Traditionally, UVT monitors used mercury lamps for the UV light sources. Mercury lamps require a warm-up time to achieve stable measurement results, and so they are typically left on continuously. This leads to frequent lamp replacements. In contrast, UVC LEDs achieve full intensity instantly, allowing them to be on only when measurements are being taken, which preserves the overall life of the LED.

Figure 2: Comparison of time to replacement for Hg lamps and UVC LEDs. The mercury lamp is left on continuously while the UVC LED is operated at a 20 percent duty cycle.

The increased time between replacements coupled with other UVC LED benefits, such as low power consumption and monochromaticity, lead to lower system costs for UVC LED-based instruments. In addition, the compact footprint of the LED means smaller detectors that can monitor multiple points along the water treatment system: in a pipe, in an open channel, or as a battery operated handheld instrument. UVT monitoring can detect organic events upstream of the UV disinfection process and further reduce costs by reducing energy consumption, decreasing chemical consumption in coagulation, preventing membrane fouling, and extending the life of the carbon used in filtration.

Table 1: Cost comparison of UVT monitor using a mercury lamp versus UVC LEDs

* Energy cost of $0.12/kWhr

**Four annual replacements for the mercury lamp at $25 each.

Oil-in-water monitoring in industrial applications

In industrial facilities, quick and reliable monitoring of hydrocarbons help prevent excess hydrocarbons from entering boilers, from exposure to the atmosphere in cooling towers, or from discharge into the sewer or environment in wastewater systems. Real-time monitoring of petroleum hydrocarbons in water reduces costs by allowing industries to avoid discharge or pollution fines and detect early leaks in systems, like heat exchangers, that lead to costly repairs.

The aromatic hydrocarbon proportion of a crude oil is highly fluorescent in the deep UV and therefore, fluorescence can be used to determine concentration. Fluorescence spectroscopy detects extremely low concentrations and has high specificity that allows users to distinguish between oil types. The sensitivity of fluorescence techniques is as much as 1,000 times higher than that of absorption spectroscopy, enabling measurement of concentrations in the part per billion levels.

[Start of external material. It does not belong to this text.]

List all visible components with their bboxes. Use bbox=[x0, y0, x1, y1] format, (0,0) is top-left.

Traditionally, light sources used in these fluorometers for deep UV excitation were broad-spectrum light sources such as xenon flash or deuterium lamps. Compared to UVC LEDs, these sources are less stable, have more complex circuitry and require a complex optical design to filter out unwanted wavelengths. As seen in Table 2, this results in a high cost of ownership relative to instruments using UVC LEDs. The example assumes a deuterium lamp would be on 12 hours a day, 52 weeks a year and assumes four hours of sample measurement per day. The LED based fluorometer is operated at 100 mA for increased light output and sensitivity, but is only turned on for the four hours of measurement.

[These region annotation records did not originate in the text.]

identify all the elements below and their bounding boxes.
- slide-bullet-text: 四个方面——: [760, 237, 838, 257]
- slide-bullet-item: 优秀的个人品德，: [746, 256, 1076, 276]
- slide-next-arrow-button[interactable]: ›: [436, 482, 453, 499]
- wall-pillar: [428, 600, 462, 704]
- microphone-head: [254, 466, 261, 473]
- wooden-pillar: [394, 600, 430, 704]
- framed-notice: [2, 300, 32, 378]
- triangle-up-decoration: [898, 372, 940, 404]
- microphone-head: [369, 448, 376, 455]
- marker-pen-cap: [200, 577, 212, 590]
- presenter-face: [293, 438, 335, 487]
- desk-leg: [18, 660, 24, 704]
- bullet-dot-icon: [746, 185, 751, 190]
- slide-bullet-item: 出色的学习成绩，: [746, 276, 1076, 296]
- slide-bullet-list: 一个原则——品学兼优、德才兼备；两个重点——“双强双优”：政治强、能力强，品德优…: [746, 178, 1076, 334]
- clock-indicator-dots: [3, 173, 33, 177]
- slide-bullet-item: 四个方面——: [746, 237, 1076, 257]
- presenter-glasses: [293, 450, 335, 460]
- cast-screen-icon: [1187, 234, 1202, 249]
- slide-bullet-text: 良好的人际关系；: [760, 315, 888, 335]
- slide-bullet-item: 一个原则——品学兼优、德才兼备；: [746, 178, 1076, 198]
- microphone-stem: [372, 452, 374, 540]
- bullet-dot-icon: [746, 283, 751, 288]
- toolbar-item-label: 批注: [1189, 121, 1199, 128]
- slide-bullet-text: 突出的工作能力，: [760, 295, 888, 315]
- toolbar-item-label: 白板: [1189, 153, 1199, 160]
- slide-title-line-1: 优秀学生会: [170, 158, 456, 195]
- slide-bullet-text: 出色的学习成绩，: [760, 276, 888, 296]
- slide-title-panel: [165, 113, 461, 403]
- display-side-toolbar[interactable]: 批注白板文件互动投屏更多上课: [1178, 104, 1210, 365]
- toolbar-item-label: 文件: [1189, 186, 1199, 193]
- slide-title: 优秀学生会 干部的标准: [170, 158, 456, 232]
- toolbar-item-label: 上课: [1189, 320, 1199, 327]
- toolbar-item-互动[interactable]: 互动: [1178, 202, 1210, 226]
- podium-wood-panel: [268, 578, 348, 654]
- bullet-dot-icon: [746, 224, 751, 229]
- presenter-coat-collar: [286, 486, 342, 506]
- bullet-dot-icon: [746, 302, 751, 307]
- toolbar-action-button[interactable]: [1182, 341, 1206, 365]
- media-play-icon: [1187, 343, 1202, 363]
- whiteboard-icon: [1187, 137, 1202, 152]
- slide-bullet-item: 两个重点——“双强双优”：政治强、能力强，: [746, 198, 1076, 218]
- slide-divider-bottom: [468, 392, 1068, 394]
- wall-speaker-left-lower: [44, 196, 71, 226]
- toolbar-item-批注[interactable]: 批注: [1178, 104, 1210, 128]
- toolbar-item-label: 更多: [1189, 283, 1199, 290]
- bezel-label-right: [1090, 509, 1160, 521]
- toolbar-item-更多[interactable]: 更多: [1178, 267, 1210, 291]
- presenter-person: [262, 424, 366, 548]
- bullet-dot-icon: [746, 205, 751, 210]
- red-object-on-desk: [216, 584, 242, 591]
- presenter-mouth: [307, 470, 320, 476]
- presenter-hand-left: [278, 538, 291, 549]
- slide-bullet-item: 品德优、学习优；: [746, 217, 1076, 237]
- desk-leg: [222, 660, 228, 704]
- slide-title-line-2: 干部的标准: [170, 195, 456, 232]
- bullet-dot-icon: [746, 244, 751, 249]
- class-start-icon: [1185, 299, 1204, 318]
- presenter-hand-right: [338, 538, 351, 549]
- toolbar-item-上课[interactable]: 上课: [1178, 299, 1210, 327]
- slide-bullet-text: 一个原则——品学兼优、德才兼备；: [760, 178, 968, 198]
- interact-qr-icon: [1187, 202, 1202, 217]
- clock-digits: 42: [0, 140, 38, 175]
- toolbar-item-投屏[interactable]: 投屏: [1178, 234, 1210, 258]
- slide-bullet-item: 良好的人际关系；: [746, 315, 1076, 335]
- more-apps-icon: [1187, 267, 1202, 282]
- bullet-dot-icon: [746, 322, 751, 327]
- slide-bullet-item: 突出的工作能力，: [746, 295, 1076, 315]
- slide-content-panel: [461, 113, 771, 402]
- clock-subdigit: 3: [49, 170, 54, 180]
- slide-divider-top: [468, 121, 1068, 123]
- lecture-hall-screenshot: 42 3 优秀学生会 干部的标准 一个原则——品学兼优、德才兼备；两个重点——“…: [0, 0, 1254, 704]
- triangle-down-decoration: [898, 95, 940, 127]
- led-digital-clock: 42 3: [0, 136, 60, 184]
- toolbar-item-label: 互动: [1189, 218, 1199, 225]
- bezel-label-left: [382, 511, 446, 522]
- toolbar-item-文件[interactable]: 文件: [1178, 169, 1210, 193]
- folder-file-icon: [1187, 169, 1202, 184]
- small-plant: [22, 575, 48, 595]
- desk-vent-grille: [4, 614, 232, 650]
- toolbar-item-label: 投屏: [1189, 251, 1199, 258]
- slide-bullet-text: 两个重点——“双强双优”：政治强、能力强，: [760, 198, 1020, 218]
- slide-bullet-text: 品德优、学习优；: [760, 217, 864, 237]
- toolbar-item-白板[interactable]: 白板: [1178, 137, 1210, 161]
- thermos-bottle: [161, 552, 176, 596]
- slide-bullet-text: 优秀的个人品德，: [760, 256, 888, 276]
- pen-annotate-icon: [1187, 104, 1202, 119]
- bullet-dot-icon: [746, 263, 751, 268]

Table 2: Cost comparison of water quality monitor using a deuterium lamp versus UVC LEDs

* Energy cost of $0.12/kWhr

** Three annual replacements for the deuterium lamp at $400 each

*** One replacement of the LED

The reduction in component costs allows for more cost effective fluorometers without sacrificing performance. High performance UVC LEDs offer high light output, which allows for trace detection in the part-per-billion levels. Similarly, the spectral quality of the LED contributes to the linearity of measurement over four orders of magnitude.

Figure 3: Oil sensor response of UVC LED fluorometers demonstrating excellent linearity of measurement and extremely low detection levels.

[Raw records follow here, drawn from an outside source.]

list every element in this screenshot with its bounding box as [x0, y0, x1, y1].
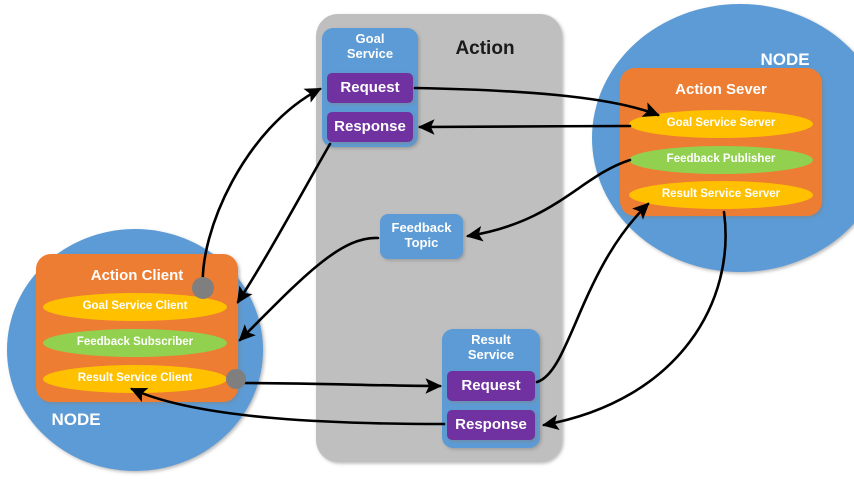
- goal-client-connector-dot: [192, 277, 214, 299]
- feedback-publisher-ellipse: [629, 146, 813, 174]
- feedback-topic-box: [380, 214, 463, 259]
- result-response-box: [447, 410, 535, 440]
- result-service-client-ellipse: [43, 365, 227, 393]
- arrow-goal-server-to-response: [420, 126, 630, 127]
- result-request-box: [447, 371, 535, 401]
- result-client-connector-dot: [226, 369, 246, 389]
- result-service-server-ellipse: [629, 181, 813, 209]
- diagram-canvas: Action Goal Service Request Response Fee…: [0, 0, 854, 480]
- feedback-subscriber-ellipse: [43, 329, 227, 357]
- goal-request-box: [327, 73, 413, 103]
- shapes-layer: [0, 0, 854, 480]
- goal-response-box: [327, 112, 413, 142]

The recent emergence of high performance UVC LEDs is leading to increased adoption of this solid-state light source in water and wastewater monitoring applications.  UVC LEDs are driving innovations in instrument design for water quality monitoring which address key market trends around productivity, cost reduction, and miniaturization. As high performance UVC LEDs are available shorter wavelengths, the possibility of low cost smart water sensor networks for monitoring additional compounds, such as nitrates and other key environmental pollutants, becomes a reality.